Please Write For Details is a wacky Chevy Chase type comedic interlude at an art school in Cuernavaca, Mexico, a town which came to be known years later fir its language schools. With a large ensemble cast, each with their own backstory, MacDonald fills the novel with offbeat characters as well as a half-baked scheme to run an art school on the cheap with the most untalented hotel staff in history.
Miles Drummond, the lead character, is a slight, nervous man at the end of his money when Gloria Garvey, a wealthy three-time divorcee and expatriate, decides on a scheme for Drummond’s salvation: placing ads for an art school at a long-dilipadated hotel. Gloria is a hive of activity, but setting Drummond up with this is an extracurricular activity for her and she is just laying the groundwork, not doing the work. Drummond himself is barely up to the task, and truth be told, barely up to any task. His hires for the staff are ripping him off, do not intend to do much work, one of them (Fidelio) drives the VW microbus like a madman, and it goes on from there until one of the staff members is caught in a hotel room ripping off the customer, who doesn’t quite notice him at first under her bed because she is too busy pulling cactus spikes out of her enormous buttocks.
The two artists in residence are Gambel Torrigan and Agnes Partridge Keeley, neither of whom can stand each other and are both shocked to find that they are the full staff.
The students number thirteen and include Paul Klass, a shopowner who famously maintains a journal listing his conquests and rating them. He hopes to add to his list, but finds that he is no longer the hunter, but the hunted. There is John Kemp, a successful architect, whose business relationship with his partner is falling apart because out of the blue his partner’s wife has declared her undying love for him. It makes for an awkward business partnership. Monica Killdeering from a small Kansas town has the most perfect body measurements in human history, but fate left her with a face that even a donkey wouldn’t be proud of. Her emotional relationships throughout life have not been too successful. She is though large and strong and teaches physical education. The Wahls are a honeymooning couple who can’t keep their hands off each other long enough to eat a bite.
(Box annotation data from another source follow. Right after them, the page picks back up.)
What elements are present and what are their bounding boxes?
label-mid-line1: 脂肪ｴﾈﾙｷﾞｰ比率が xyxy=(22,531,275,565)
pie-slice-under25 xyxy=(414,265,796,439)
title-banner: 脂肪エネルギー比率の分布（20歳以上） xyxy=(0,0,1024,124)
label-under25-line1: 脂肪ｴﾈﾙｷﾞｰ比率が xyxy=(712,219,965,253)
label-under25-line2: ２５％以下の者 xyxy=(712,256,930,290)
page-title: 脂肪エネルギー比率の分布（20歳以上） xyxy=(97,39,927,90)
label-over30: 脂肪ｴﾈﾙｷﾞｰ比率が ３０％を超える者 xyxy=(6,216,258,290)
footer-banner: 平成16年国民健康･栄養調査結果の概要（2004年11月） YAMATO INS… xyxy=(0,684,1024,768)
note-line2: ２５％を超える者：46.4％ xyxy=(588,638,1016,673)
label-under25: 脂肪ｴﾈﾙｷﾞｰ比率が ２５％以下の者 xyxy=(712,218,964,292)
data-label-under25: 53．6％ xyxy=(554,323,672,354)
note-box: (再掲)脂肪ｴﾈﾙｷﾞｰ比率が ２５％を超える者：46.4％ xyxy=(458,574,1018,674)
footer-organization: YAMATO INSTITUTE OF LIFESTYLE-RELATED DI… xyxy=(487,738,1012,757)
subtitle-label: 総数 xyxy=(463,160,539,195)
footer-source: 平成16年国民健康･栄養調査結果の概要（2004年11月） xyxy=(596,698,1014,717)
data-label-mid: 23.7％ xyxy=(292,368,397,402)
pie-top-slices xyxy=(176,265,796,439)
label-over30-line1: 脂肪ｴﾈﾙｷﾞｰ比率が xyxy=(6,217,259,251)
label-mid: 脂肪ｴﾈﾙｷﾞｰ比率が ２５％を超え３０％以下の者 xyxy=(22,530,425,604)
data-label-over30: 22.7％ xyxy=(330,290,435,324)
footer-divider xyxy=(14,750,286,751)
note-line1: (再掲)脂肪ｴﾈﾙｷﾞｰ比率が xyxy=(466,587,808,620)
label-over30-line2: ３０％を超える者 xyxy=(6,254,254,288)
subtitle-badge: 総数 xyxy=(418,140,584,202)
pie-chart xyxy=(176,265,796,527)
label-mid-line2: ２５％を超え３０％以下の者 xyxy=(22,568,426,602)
Parker Barnum was a successful man till he had a brief affair that his wife chose not to forgive. Now he is lost and has taken a six-month leave of absence from work trying to find himself and finding instead may different versions of himself. There are the two middle-aged spinsters, who have identical personalities. Mary Jane and Bitsy are twenty-year-old Texans driving through Mexico with a pint of tequila being passed between them. They are dressed in short shorts and halter tops and are out to party. Rounding it out is Barbara Kilmer, whose father sent her on this trip to help her get over her husband’s death. He was crushed by a tractor (like another spouse in an earlier MacDonald novel). Rounding out the group is the Colonel, who is dedicated to painting pictures of battlefields without the soldiers in it and Harvey Ardos.
The story is about how this awkward little group gets along (or doesn’t get along) and how Miles tries to make a go of the little art school. While a few mature by the end, others in the story are drowned in their own nuttiness. There is little moralizing here, but lots of vignettes are added for comedic effect. One could easily see this being made into a slapstick comedy of errors.